The warmth of The New Music String Quartet’s sound comes easily across the years. As does one element of period practice, that of slight portamento (probably best described as a ‘slither’) that the first violin inserts around 14’06. Incidentally, that timing refers to fourteen minutes into the quartet as a whole – for some reason, Bartók Records do not track individual movements, so there are only two tracks on the disc.

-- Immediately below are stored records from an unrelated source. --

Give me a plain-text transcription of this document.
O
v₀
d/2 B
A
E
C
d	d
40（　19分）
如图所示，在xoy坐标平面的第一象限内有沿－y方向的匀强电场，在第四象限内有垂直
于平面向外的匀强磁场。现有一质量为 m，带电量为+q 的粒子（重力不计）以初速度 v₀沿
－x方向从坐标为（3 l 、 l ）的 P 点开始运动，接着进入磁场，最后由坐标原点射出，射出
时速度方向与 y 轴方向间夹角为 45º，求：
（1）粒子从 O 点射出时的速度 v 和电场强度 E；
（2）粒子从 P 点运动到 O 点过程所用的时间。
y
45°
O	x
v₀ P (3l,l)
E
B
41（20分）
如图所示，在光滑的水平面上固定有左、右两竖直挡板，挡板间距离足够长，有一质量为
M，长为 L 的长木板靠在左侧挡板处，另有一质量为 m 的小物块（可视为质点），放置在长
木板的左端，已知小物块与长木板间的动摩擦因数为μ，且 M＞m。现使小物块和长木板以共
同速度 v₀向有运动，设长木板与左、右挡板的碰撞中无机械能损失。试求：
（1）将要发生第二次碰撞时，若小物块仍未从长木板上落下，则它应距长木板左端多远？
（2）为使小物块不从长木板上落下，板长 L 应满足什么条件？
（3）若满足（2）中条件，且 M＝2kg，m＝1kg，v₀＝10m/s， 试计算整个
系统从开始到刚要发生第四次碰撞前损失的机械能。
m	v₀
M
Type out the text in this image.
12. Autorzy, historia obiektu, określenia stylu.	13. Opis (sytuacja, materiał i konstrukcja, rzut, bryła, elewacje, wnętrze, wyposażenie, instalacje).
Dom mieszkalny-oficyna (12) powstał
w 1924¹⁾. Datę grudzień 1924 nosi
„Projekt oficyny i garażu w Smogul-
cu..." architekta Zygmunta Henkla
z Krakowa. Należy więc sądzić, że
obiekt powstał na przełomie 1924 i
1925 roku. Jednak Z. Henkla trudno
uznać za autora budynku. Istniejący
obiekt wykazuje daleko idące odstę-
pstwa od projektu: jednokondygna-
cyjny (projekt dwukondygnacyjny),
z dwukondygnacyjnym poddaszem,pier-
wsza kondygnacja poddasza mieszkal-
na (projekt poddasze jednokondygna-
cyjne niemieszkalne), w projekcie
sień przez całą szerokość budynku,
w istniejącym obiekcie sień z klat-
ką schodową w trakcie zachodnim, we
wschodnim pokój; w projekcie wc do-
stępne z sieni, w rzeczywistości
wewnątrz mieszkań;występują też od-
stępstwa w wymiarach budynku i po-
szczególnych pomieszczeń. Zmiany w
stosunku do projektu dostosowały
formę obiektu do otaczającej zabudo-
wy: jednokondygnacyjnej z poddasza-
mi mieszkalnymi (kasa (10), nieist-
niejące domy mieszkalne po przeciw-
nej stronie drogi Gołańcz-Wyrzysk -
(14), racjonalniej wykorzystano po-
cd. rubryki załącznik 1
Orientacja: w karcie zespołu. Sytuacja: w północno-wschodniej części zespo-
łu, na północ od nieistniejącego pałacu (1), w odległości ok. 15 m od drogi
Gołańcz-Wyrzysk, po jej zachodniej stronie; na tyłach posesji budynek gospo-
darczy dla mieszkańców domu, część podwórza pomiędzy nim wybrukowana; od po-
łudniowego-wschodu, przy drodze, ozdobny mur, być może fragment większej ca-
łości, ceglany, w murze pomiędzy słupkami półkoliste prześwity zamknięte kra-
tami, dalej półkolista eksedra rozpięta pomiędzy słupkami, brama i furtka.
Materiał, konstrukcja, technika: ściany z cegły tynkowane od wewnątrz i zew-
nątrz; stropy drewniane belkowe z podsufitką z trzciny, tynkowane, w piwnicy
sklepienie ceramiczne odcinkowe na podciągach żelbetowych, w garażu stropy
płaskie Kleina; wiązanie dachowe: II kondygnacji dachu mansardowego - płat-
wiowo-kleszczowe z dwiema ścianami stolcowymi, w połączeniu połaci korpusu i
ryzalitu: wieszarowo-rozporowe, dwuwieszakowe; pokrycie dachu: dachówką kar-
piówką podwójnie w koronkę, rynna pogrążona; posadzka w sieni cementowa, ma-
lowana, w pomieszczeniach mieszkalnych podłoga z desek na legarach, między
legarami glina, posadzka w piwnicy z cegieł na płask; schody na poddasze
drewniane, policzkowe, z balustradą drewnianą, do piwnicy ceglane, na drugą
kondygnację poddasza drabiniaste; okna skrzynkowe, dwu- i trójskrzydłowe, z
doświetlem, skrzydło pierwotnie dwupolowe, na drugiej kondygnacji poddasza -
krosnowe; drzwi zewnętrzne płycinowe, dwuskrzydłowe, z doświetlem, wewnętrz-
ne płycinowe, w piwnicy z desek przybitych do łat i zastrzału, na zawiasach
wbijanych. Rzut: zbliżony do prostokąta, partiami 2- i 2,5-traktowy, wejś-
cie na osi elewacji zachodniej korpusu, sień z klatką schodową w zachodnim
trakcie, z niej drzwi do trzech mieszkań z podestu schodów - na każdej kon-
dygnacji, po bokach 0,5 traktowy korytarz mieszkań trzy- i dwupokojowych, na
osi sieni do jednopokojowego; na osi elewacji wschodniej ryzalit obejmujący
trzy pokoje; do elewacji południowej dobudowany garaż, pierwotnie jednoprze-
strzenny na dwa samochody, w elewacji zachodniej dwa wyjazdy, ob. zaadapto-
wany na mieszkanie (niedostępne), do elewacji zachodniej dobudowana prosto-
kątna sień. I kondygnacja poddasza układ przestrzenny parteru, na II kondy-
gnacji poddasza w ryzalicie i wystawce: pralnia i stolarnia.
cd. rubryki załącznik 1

The third Razumovsky is a superb reading, one to stand along with the very best. The New Music Quartet conjures up a miraculous sense of stillness in the first movement’s ‘Introduzione’, contrasting it with perky playing in the first movement proper, the Allegro vivace (no tempo indications are given in the documentation either, by the way). Throughout there is a simply superb sense of free communication between the instruments, as if they are living and breathing this music rather than merely playing it. For the second movement (Andante con moto quasi allegretto) perhaps there could have been a little more resonance on the cello pizzicati, but for the rest this is a delight, especially the imitative passages. Shadings in the Menuetto are superb. Yet the surprise comes with the finale. It is marked Allegro molto, and The New Music String Quartet certainly take the molto bit at face value. In doing so, yet simultaneously maintaining clarity, the tension is markedly high but not frenzied. Superb.

This disc is well worth searching out - Bartók Records’ web address is given above.